Entrevista com Eduardo Cunha: " O racismo aqui é bastante sutil"
O documentário "Negro lá, negro cá" conta a história de luta e resistência de quatro africanos que vieram tentar a vida em Fortaleza.
Publicado 06/07/2015 10:53 | Editado 04/03/2020 16:25
Foto: Thaís Mesquita
O Vermelho entrevistou o jovem diretor, cineasta e fotógrafo Eduardo Cunha. Recém-graduado em Publicidade e Propaganda pela UNIFOR, Eduardo apresentou como Trabalho de Conclusão de Curso o Documentário “Negro lá, negro cá”, e terá o filme exibido na 5ª edição do SERCINE – Festival Sergipe de Audiovisual, previsto para outubro deste ano.
O “Negro lá, negro cá”, que conta a história de luta e resistência de quatro africanos que vieram tentar a vida em Fortaleza, traz à tona a temática do racismo e nos leva a refletir sobre o tema e sobre como lidamos com ele no nosso dia a dia.
O documentário revelou o nome de Eduardo Cunha para os cearenses, mas o jovem – que começou a mexer numa máquina fotográfica meio por acaso -, já vem desenvolvendo trabalhos na fotografia e no audiovisual há pelo menos quatro anos, entre freelas e autorais. Conheça o jovem Eduardo Cunha:
Vermelho: Como iniciou seus trabalhos com artes visuais?
Eduardo Cunha: Eu comecei através da fotografia já durante a minha graduação em Comunicação Social. Sempre via um amigo (Txai Costa) fotografar e, aos poucos, fui perguntando e mexendo na câmera dele. Até hoje são quatro anos estudando, filmando e fotografando, entre trabalhos próprios e freelas que faço. Antes eu não gostava de ser fotografado (ainda tenho um pouco de resistência) nem de fotografar muito, principalmente em festas de família. Quando vi trabalhos como o do Tiago Santana, do Chico Gomes, do Celso Oliveira, do José Albano, foi como se me despertasse a vontade de fazer igual. Convivendo com alguns amigos que também estavam iniciando os estudos com fotografia só me fez amplificar essa vontade. Entre eles, gostaria de citar o Pedro Cela, o Alan Uchoa, o Txai Costa e a Thaís Mesquita. Todos daqui do Ceará.

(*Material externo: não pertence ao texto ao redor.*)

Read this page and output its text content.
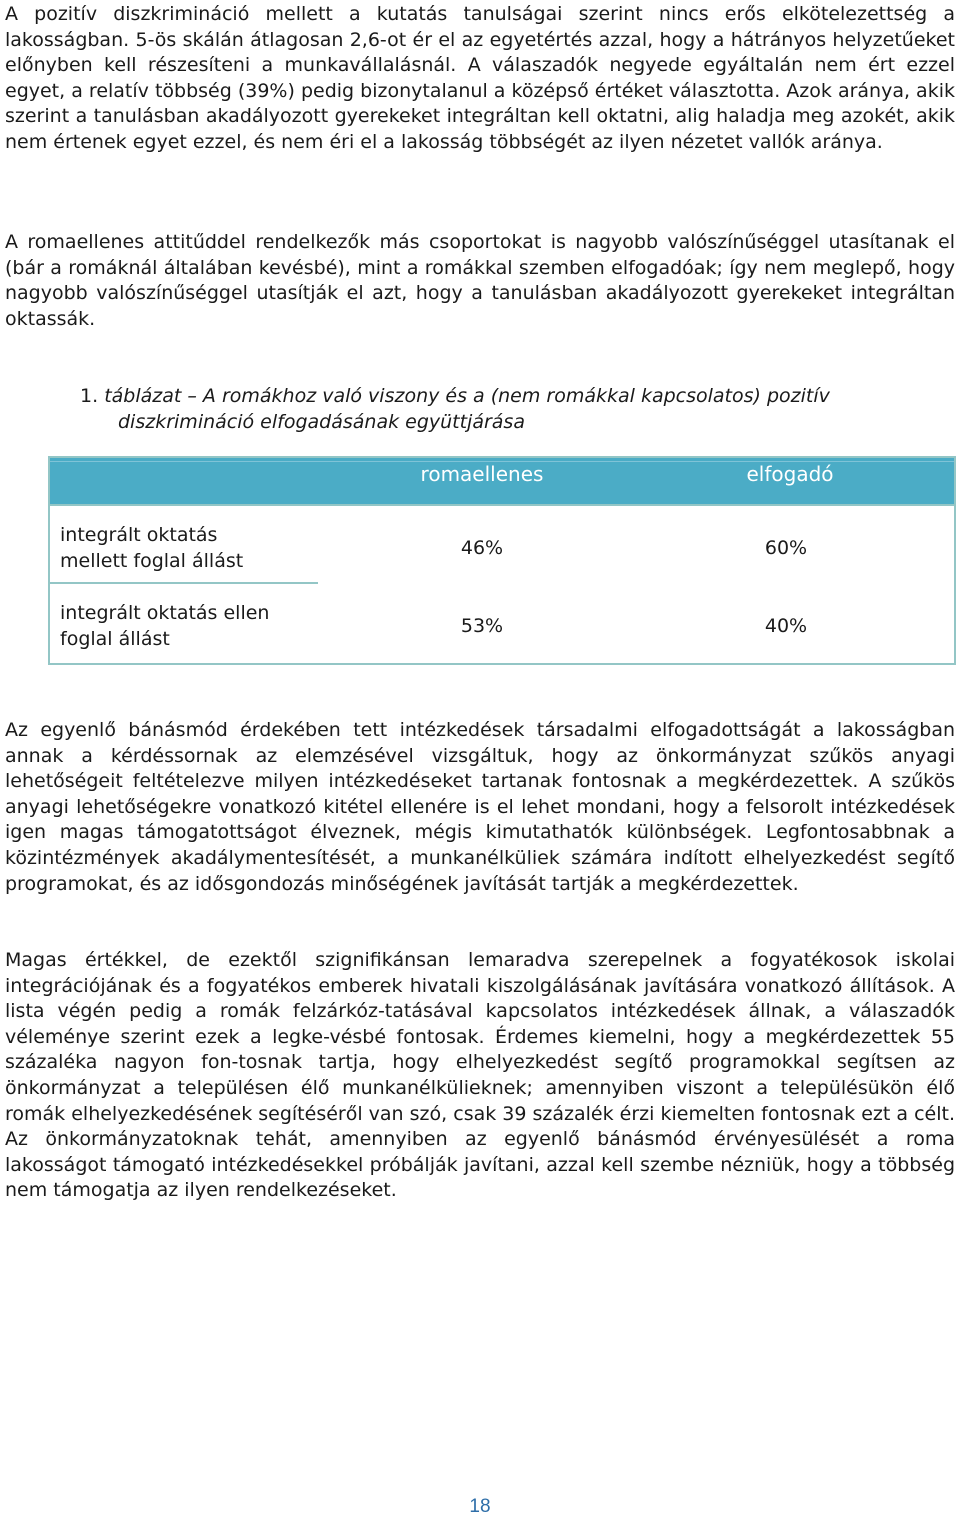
A pozitív diszkrimináció mellett a kutatás tanulságai szerint nincs erős elkötelezettség a lakosságban. 5-ös skálán átlagosan 2,6-ot ér el az egyetértés azzal, hogy a hátrányos helyzetűeket előnyben kell részesíteni a munkavállalásnál. A válaszadók negyede egyáltalán nem ért ezzel egyet, a relatív többség (39%) pedig bizonytalanul a középső értéket választotta. Azok aránya, akik szerint a tanulásban akadályozott gyerekeket integráltan kell oktatni, alig haladja meg azokét, akik nem értenek egyet ezzel, és nem éri el a lakosság többségét az ilyen nézetet vallók aránya.

A romaellenes attitűddel rendelkezők más csoportokat is nagyobb valószínűséggel utasítanak el (bár a romáknál általában kevésbé), mint a romákkal szemben elfogadóak; így nem meglepő, hogy nagyobb valószínűséggel utasítják el azt, hogy a tanulásban akadályozott gyerekeket integráltan oktassák.

1. táblázat – A romákhoz való viszony és a (nem romákkal kapcsolatos) pozitív
diszkrimináció elfogadásának együttjárása
romaellenes	elfogadó
integrált oktatás
mellett foglal állást
46%	60%
integrált oktatás ellen
foglal állást
53%	40%

Az egyenlő bánásmód érdekében tett intézkedések társadalmi elfogadottságát a lakosságban annak a kérdéssornak az elemzésével vizsgáltuk, hogy az önkormányzat szűkös anyagi lehetőségeit feltételezve milyen intézkedéseket tartanak fontosnak a megkérdezettek. A szűkös anyagi lehetőségekre vonatkozó kitétel ellenére is el lehet mondani, hogy a felsorolt intézkedések igen magas támogatottságot élveznek, mégis kimutathatók különbségek. Legfontosabbnak a közintézmények akadálymentesítését, a munkanélküliek számára indított elhelyezkedést segítő programokat, és az idősgondozás minőségének javítását tartják a megkérdezettek.

Magas értékkel, de ezektől szignifikánsan lemaradva szerepelnek a fogyatékosok iskolai integrációjának és a fogyatékos emberek hivatali kiszolgálásának javítására vonatkozó állítások. A lista végén pedig a romák felzárkóz-tatásával kapcsolatos intézkedések állnak, a válaszadók véleménye szerint ezek a legke-vésbé fontosak. Érdemes kiemelni, hogy a megkérdezettek 55 százaléka nagyon fon-tosnak tartja, hogy elhelyezkedést segítő programokkal segítsen az önkormányzat a településen élő munkanélkülieknek; amennyiben viszont a településükön élő romák elhelyezkedésének segítéséről van szó, csak 39 százalék érzi kiemelten fontosnak ezt a célt. Az önkormányzatoknak tehát, amennyiben az egyenlő bánásmód érvényesülését a roma lakosságot támogató intézkedésekkel próbálják javítani, azzal kell szembe nézniük, hogy a többség nem támogatja az ilyen rendelkezéseket.

18
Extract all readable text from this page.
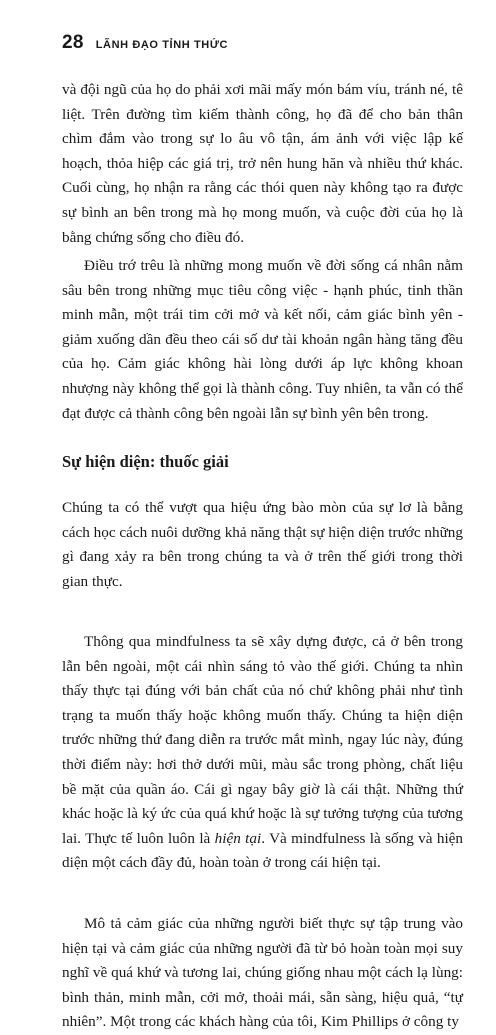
28 LÃNH ĐẠO TỈNH THỨC

và đội ngũ của họ do phải xơi mãi mấy món bám víu, tránh né, tê liệt. Trên đường tìm kiếm thành công, họ đã để cho bản thân chìm đắm vào trong sự lo âu vô tận, ám ảnh với việc lập kế hoạch, thỏa hiệp các giá trị, trở nên hung hăn và nhiều thứ khác. Cuối cùng, họ nhận ra rằng các thói quen này không tạo ra được sự bình an bên trong mà họ mong muốn, và cuộc đời của họ là bằng chứng sống cho điều đó.

Điều trớ trêu là những mong muốn về đời sống cá nhân nằm sâu bên trong những mục tiêu công việc - hạnh phúc, tinh thần minh mẫn, một trái tim cởi mở và kết nối, cảm giác bình yên - giảm xuống dần đều theo cái số dư tài khoản ngân hàng tăng đều của họ. Cảm giác không hài lòng dưới áp lực không khoan nhượng này không thể gọi là thành công. Tuy nhiên, ta vẫn có thể đạt được cả thành công bên ngoài lẫn sự bình yên bên trong.

Sự hiện diện: thuốc giải

Chúng ta có thể vượt qua hiệu ứng bào mòn của sự lơ là bằng cách học cách nuôi dưỡng khả năng thật sự hiện diện trước những gì đang xảy ra bên trong chúng ta và ở trên thế giới trong thời gian thực.

Thông qua mindfulness ta sẽ xây dựng được, cả ở bên trong lẫn bên ngoài, một cái nhìn sáng tỏ vào thế giới. Chúng ta nhìn thấy thực tại đúng với bản chất của nó chứ không phải như tình trạng ta muốn thấy hoặc không muốn thấy. Chúng ta hiện diện trước những thứ đang diễn ra trước mắt mình, ngay lúc này, đúng thời điểm này: hơi thở dưới mũi, màu sắc trong phòng, chất liệu bề mặt của quần áo. Cái gì ngay bây giờ là cái thật. Những thứ khác hoặc là ký ức của quá khứ hoặc là sự tưởng tượng của tương lai. Thực tế luôn luôn là hiện tại. Và mindfulness là sống và hiện diện một cách đầy đủ, hoàn toàn ở trong cái hiện tại.

Mô tả cảm giác của những người biết thực sự tập trung vào hiện tại và cảm giác của những người đã từ bỏ hoàn toàn mọi suy nghĩ về quá khứ và tương lai, chúng giống nhau một cách lạ lùng: bình thản, minh mẫn, cởi mở, thoải mái, sẵn sàng, hiệu quả, “tự nhiên”. Một trong các khách hàng của tôi, Kim Phillips ở công ty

Vermelho: Como devemos nos dirigir a você: Fotógrafo? Cineasta? Roteirista? Diretor? Multifacetário?
EC: Sinceramente, eu tenho uma dificuldade com certos rótulos. Apresentar-me como fotógrafo, cineasta, ou o que seja, trás uma carga muito grandepara as minhas costas. Tanto no sentido de certos conhecimentos que eu devo ter para ser chamado como tal, quanto no sentido de experiência para afirmar de boca cheia que eu sou isso ou aquilo. Gosto de comparar com a música. Eu, por exemplo, cheguei a tocar guitarra durante um tempo, mas, nem de longe, me considerava músico. Com a repercussão do "Negro Lá, Negro Cá" talvez eu tenha começado esse caminho para ser, de fato, cineasta ou diretor. Dos termos utilizados até agora somente o de roteirista que não me sinto confortável. Meu roteiro é feito na edição. Normalmente não escrevo muito antes de definir como vou montar um filme e me considerar roteirista talvez fosse até uma ofensa aos que trabalham com o roteiro audiovisual tradicional.
Vermelho: Você mudou o formato do seu TCC de fotografia para documentário, certo? Por qual motivo?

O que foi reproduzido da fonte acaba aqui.